The Congressional Black Caucus and the Financial Lobby: BFFs

Wednesday, June 19, 2013

The GOP"s clueless caucus


From left, Phil Bryant, Phil Gingrey, Steve King and E.W. Jackson are pictured in this composite image. | AP Photos

The party has found itself stymied by a handful of right-wing politicians. | AP Photos





They’ve waxed philosophic about “legitimate rape,” reflected on the economic role of “wetbacks” and denounced the actions of “brazen, self-described illegal aliens.” They’ve lamented that “mom got in the workplace” and called out the United States attorney general for casting “aspersions on my asparagus.”


Call them the clueless caucus of the Republican Party.
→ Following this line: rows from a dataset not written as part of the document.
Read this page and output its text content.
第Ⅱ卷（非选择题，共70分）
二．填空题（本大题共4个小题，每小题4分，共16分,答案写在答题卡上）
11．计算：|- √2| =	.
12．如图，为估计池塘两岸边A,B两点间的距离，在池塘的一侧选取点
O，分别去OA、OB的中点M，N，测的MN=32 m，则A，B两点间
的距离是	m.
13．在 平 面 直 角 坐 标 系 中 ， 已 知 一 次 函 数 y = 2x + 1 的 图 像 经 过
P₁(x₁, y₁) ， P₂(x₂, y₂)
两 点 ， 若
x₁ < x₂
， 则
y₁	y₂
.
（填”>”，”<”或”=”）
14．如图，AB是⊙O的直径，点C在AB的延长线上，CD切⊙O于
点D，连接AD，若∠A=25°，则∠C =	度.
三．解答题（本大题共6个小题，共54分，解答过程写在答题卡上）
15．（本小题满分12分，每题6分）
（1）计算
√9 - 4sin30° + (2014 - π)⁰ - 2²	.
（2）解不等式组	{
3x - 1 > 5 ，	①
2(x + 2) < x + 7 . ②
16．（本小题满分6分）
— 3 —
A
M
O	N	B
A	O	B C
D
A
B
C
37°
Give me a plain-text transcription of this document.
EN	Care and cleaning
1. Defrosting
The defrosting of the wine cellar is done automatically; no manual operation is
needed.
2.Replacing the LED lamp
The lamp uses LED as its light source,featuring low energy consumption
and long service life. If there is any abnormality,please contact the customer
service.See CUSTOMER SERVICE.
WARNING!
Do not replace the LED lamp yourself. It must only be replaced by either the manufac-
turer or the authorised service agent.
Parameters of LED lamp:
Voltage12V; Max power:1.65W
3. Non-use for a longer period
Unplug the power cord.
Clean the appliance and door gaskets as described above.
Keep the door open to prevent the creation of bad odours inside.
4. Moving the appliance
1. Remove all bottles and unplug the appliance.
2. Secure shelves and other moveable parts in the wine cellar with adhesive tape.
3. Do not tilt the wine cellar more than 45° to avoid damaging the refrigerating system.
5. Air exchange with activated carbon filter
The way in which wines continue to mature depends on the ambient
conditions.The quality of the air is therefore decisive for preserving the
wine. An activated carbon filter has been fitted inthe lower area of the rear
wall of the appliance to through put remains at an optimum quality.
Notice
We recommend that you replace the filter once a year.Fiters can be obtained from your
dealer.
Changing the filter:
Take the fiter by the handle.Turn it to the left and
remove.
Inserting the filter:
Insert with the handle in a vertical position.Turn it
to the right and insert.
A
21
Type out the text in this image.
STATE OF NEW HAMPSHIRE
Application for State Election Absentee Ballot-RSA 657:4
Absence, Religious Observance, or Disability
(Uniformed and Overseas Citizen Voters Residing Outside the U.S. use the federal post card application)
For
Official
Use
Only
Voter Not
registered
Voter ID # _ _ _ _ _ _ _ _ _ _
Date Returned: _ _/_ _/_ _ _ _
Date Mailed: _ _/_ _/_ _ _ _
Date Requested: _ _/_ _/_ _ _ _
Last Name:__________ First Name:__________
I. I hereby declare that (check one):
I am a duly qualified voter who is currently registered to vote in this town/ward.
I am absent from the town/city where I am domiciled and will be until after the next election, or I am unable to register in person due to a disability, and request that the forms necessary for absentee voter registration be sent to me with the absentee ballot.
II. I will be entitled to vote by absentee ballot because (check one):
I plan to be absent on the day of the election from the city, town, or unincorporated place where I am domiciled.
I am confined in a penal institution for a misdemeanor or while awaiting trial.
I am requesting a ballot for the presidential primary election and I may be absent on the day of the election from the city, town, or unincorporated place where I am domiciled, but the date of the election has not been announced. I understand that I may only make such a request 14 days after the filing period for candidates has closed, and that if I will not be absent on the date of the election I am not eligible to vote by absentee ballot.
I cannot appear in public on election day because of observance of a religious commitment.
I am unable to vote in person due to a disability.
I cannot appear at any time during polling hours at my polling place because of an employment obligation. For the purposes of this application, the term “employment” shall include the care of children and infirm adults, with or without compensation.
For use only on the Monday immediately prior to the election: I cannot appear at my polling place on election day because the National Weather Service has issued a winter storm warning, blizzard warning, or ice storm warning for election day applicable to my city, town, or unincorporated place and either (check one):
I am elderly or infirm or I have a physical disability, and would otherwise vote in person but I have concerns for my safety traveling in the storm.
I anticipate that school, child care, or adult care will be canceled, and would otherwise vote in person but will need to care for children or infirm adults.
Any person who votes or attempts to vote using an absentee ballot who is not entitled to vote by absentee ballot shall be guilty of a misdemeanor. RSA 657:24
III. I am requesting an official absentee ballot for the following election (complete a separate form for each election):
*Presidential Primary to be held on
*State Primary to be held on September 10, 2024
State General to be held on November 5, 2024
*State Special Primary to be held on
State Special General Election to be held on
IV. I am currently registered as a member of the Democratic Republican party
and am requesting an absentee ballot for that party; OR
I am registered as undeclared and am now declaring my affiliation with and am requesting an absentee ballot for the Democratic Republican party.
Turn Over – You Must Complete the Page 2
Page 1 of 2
As much of the GOP strains to implement a post-2012 course correction, the party has found itself stymied over and over by what leaders describe as a tiny rump of ham-fisted pols with a knack for stumbling onto cable news. No matter what the party leadership is up to in a given month, there’s almost invariably a back-bencher in the House of Representatives or a C-list player out in the states who’s only too eager to take the wind out of a conservative comeback with some incendiary comment that seizes national attention.


(PHOTOS: 5 controversial Todd Akin quotes)


It all got started last fall when two Senate candidates – Missouri’s Todd Akin and Indiana’s Richard Mourdock – blew up their campaigns with offensive remarks about rape. But the trend of self-destructive, largely marginal Republicans seizing the spotlight has only continued in 2013.


In January, it was Georgia Rep. Phil Gingrey trying to explain how Akin was “partly right” about rape and pregnancy, after all. In March, it was Alaska Rep. Don Young referring to immigrant farm laborers as “wetbacks” on a radio show. The first week in June saw Mississippi Gov. Phil Bryant blaming the decline in American education on the advent of “both parents … working.”


(Also on POLITICO: ‘War on women’ returns)


Then there was E.W. Jackson, the recently-minted Republican nominee for lieutenant governor of Virginia whose record of slashing comments about homosexuality and abortion has yielded a steady stream of headlines the past month.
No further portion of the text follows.